Posted by R. Berg on February 19, 2002

In Reply to: Nine yards for the sheer heck of it posted by Marian on February 19, 2002

: : I was idly skimming through the posts below on that perennial favourite "the Whole nine yards", and the length of material used in a kilt explanation caught my eye. On checking up on that (and it's wrong - the great kilt uses 12 ells aka 12 x 50 inches of material folded in half), I found the article on the site below that neatly collects a number of the apocryphal origins for this expression. It's worth checking out if you don't know of it - I especially liked the imaginative sailing ship masts theory and the debunking of the truckload of concrete myth - but don't expect an answer.
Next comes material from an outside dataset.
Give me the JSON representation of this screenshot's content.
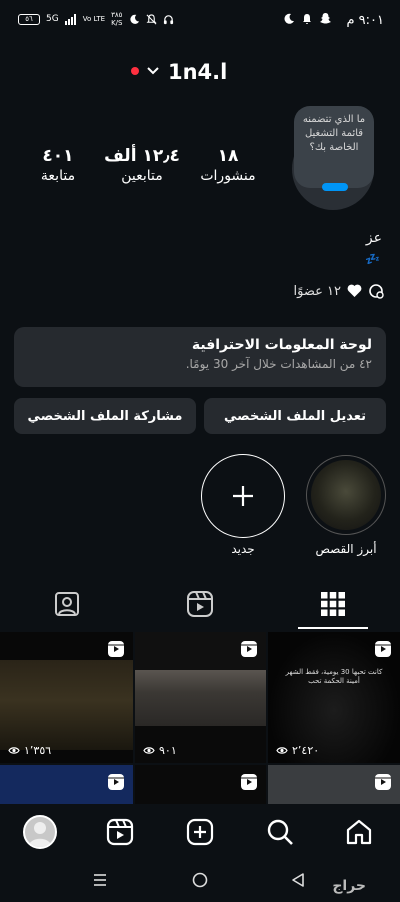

Doesn't it just give you a buzz about language when a commonly used expression that's apparently less than 50 years old has untraceable origins? My personal theory is that the phrase "the Whole nine yards" used to be an entirely different phrase altogether, but was given a complete new identity by the FBI's witness protection program.

: Isn't it remotely possible, although fairly implausible, that multiple origins exist? Someone coins a phrase that, to that individual, means X. When the phrase is repeated, someone else who hears/sees it, interprets it to mean Y, and Y, interestingly enough, has broader appeal than X. Y, therefore, is taken up by the populace quicker or more readily than X. Couldn't it be then argued that the phrase had two meanings and two origins, assuming that this set of events could be documented? Must we assume that, barring such proof, only one origin, one meaning, exists?

Yes, multiple origins are conceivable. "The devil to pay" might have originated independently in a nautical context and in a religious context. But it isn't plausible that "the Whole nine yards" originated independently with reference to cement trucks AND saris AND three-piece suits AND kilts AND turbans AND ammunition belts AND sailing ships AND football AND bolts of fabric AND . . . .
Now, given that the phrase almost certainly didn't originate in that many contexts, I don't see what reason we have to believe that it originated in more than one of them.
Many people would be delighted to get solid evidence for just one.